It rained steady in the night, and this morning the stream was full and fast. I listened to the churn of the water as I milked, and was soothed despite that restless, rushing motion. I’d been gone for 36 hours, and in that brief span of time the leaves on the poplars emerged, and now lie in a wash of green at the height of the land across the shallow valley to the north. It’s a relief, honestly, just that little bit of color.
During my time away (which is itself maybe another story for another day) I had conversations with other writers. The occasion of my trip had nothing to do with writing (or at least no more to do with writing than anything has to do with writing, which is to say that perhaps it had everything to do with writing), but those of us thus afflicted generally don’t have much trouble finding one another in a crowd. It’s almost like you can smell it on a person, that particular curse of curiosity and then – even worse – the anguish of how best to unpack it, like turning a many-sided stone over in the hand, trying to determine its most interesting aspect. There. Then turn again. No, there. And so on.
I won’t bore you with the details of my personal angst regarding this work, except to note that, with a handful of exceptions, it has of late been difficult for me to maintain my enthusiasm for the craft. Partly, I think it’s a condition of simple habit, the inevitable atrophying of an unworked muscle, until it is no longer able to carry weight that once seemed inconsequential, and so turning over that many-sided stone begins to feel like too great a task. I’ve never been a particularly disciplined or driven writer, always easily distracted by more pressing needs. And lately, pretty much everything feels more pressing.
Still, it was nice to talk with others about their work, about what matters to them and even what doesn’t, about how it fits into their life and even how it doesn’t. It can be pretty lonely stuff, this ceaseless stone turning, and a little company comes in handy.
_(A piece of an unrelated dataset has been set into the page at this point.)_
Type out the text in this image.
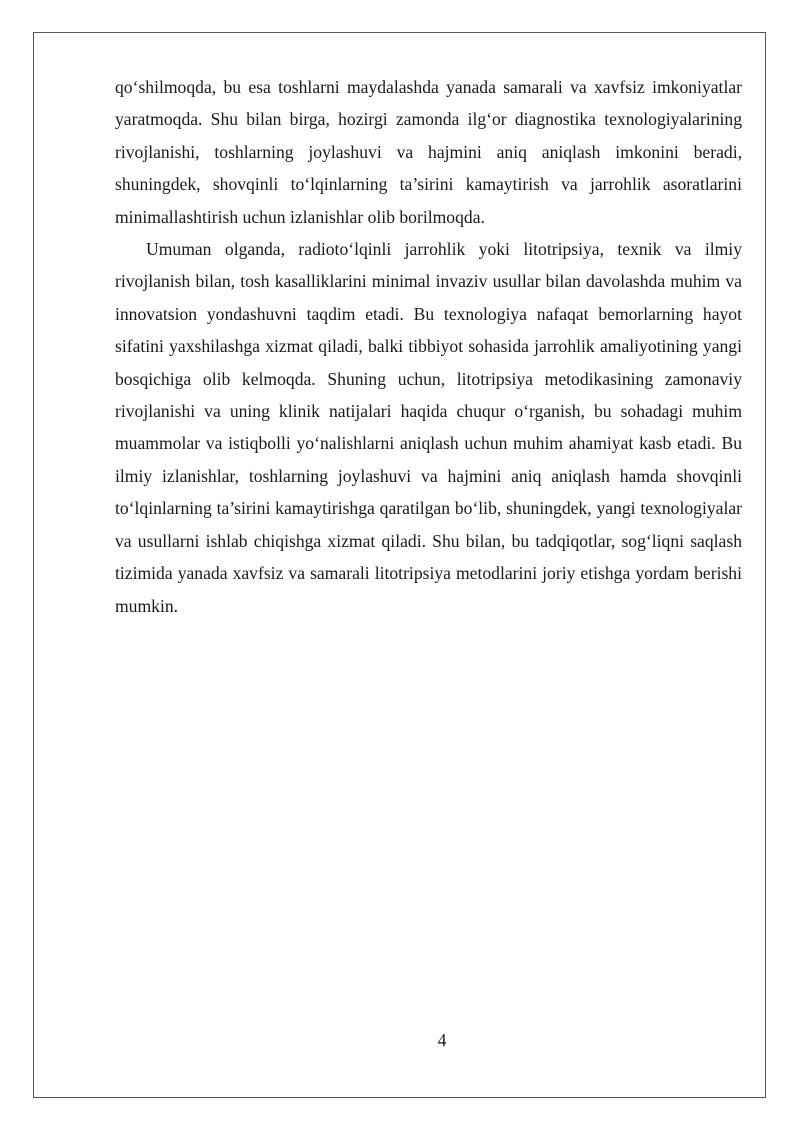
qo‘shilmoqda, bu esa toshlarni maydalashda yanada samarali va xavfsiz imkoniyatlar yaratmoqda. Shu bilan birga, hozirgi zamonda ilg‘or diagnostika texnologiyalarining rivojlanishi, toshlarning joylashuvi va hajmini aniq aniqlash imkonini beradi, shuningdek, shovqinli to‘lqinlarning ta’sirini kamaytirish va jarrohlik asoratlarini minimallashtirish uchun izlanishlar olib borilmoqda.

Umuman olganda, radioto‘lqinli jarrohlik yoki litotripsiya, texnik va ilmiy rivojlanish bilan, tosh kasalliklarini minimal invaziv usullar bilan davolashda muhim va innovatsion yondashuvni taqdim etadi. Bu texnologiya nafaqat bemorlarning hayot sifatini yaxshilashga xizmat qiladi, balki tibbiyot sohasida jarrohlik amaliyotining yangi bosqichiga olib kelmoqda. Shuning uchun, litotripsiya metodikasining zamonaviy rivojlanishi va uning klinik natijalari haqida chuqur o‘rganish, bu sohadagi muhim muammolar va istiqbolli yo‘nalishlarni aniqlash uchun muhim ahamiyat kasb etadi. Bu ilmiy izlanishlar, toshlarning joylashuvi va hajmini aniq aniqlash hamda shovqinli to‘lqinlarning ta’sirini kamaytirishga qaratilgan bo‘lib, shuningdek, yangi texnologiyalar va usullarni ishlab chiqishga xizmat qiladi. Shu bilan, bu tadqiqotlar, sog‘liqni saqlash tizimida yanada xavfsiz va samarali litotripsiya metodlarini joriy etishga yordam berishi mumkin.

4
Furthermore, it often seems to me that everything that really needs saying has already been said, and that what we really need more of are the stories that lie beyond the range of human language. The movement of the stream this morning. The weight of the air, still spitting out rain. The curl of the calf’s tongue around the bottle nipple, and the beaded foam of milk along its surface. Such a funny little detail. I watch it every day, so I don’t know why it still surprises me.